Additionally, as the demand for products rose, workers had to spend most of the day at the factories without seeing the daylight, their families, and friends. Such changes surely marked the cultural aspect of Americans, sadly in a negative way. The previously idealized American freedom and independence were replaced by the routine, boredom, and exhausting work at the manufacturing. People no longer had the time or desire to do what they loved and to enjoy their free time because of the draining of everyday factory jobs.

The most devastating injustice during industrialization was the use of child labor; some children worked no less than grown-up men and were deprived of simple kid joys, as well as education. At the time of the industrial revolution, the lack of proper education was at the level of concern. Factory jobs left most children without the ability to learn and hope for a bright future; however, even those who attended school had it for only 80 days a year, which is certainly not enough, compared to 180 days nowadays. Moreover, the children that were lucky to receive education had a high possibility of leaving it due to reasons of economic matters. Only a small percentage of teenagers would manage to graduate from school, not even knowing about higher education like colleges, which was unacceptable. Therefore, during the industrial revolution, cultural changes are mostly associated with something depriving, exhausting, and inhuman.

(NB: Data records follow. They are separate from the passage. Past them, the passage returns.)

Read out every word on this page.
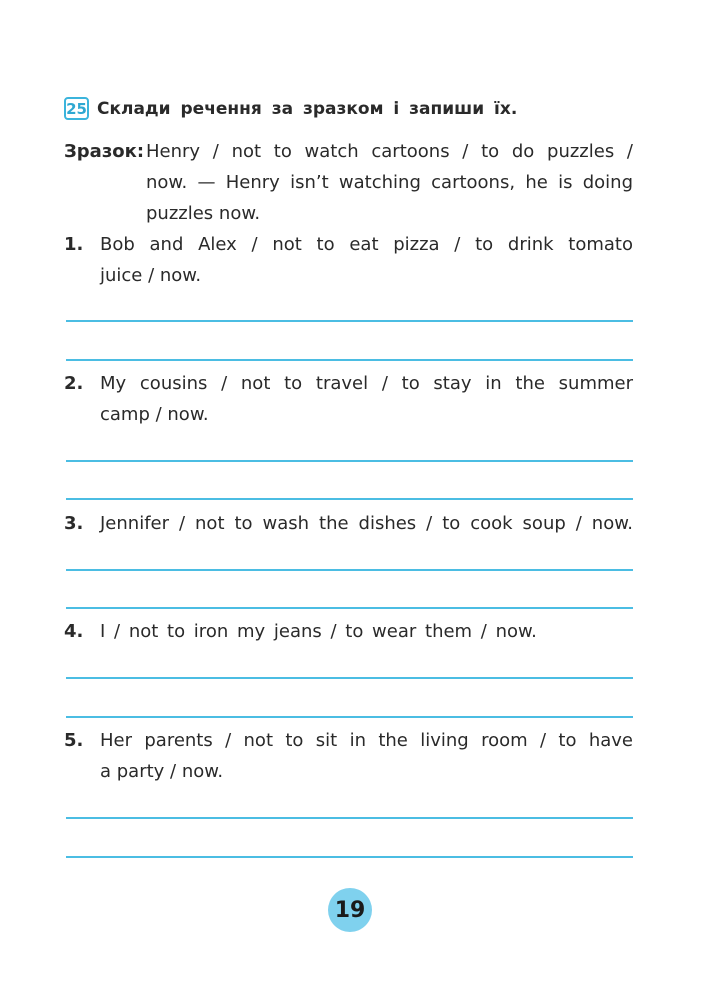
25 Склади речення за зразком і запиши їх.
Зразок: Henry / not to watch cartoons / to do puzzles /
now. — Henry isn’t watching cartoons, he is doing
puzzles now.
1. Bob and Alex / not to eat pizza / to drink tomato
juice / now.
2. My cousins / not to travel / to stay in the summer
camp / now.
3. Jennifer / not to wash the dishes / to cook soup / now.
4. I / not to iron my jeans / to wear them / now.
5. Her parents / not to sit in the living room / to have
a party / now.
19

Political changes that arose at the time of industrialization were significant and influenced the future course of history. Economic changes are closely tied with the political reforms of the time because industrial magnates came to political stands and held considerable power over the government. Development of the industry and urbanization required new laws and policies; therefore, the U.S. government-supported big businesses and created many opportunities for them. Among the novelties, the government granted land to the companies for the railroads’ construction; however, the areas were mostly taken by force from the Native Americans, who lived there for centuries, which caused a heated political conflict. The promotion of industrial development was also supported by the high taxes, which protected the country from competition overseas.

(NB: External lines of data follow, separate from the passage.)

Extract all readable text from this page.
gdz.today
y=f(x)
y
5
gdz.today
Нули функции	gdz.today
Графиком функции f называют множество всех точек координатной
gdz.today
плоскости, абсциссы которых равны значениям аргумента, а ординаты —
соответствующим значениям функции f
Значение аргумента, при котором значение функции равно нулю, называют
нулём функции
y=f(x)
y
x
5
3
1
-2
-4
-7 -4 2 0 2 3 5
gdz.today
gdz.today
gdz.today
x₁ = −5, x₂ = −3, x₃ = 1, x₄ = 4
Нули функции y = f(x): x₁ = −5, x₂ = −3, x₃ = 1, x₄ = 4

The number of conflicts and strikes with the government concerning labor policies peaked during the late 19th century. Thousands of workers struck every day to achieve more cooperative labor laws, especially those who worked on the railroad constructions in the mining and steel industries. The government was forced to use the army to break up the violent conflicts, yet did not take any action to change the policies. The previously mentioned unions also had an impact on political changes during industrialization, mainly because of the numerosity of its members. These unions achieved the goals, and as both republicans and democrats wanted to reach alignment with the worker class, the government had to consider workers in new policies, all by virtue of the labor unions. The disparity between employers and working people divided the country, and the government was not able to find peace between the two.


Concluding, the major changes that the United States of America faced during the Second Industrial revolution became historical, with some still having a lasting effect on the population. It was easy to notice that many changes from different spheres were frequently influenced by one another. For example, social changes impacted the change in political life, as well as cultural differences, affected economics. America overcame many challenges during industrialization, learned from its mistakes, and as a result, adopted better policies, habits, and traditions.

Works Cited

“The Industrial Revolution in the United States.” Library of Congress. Web.

Moore, William V. “American Protective Association.” Immigration to the United States. Web.

“National Women’s Trade Union League.” Social Welfare History Project, 2019. Web.

“Samuel Gompers and the American Federation of Labor.” Digital History. Web.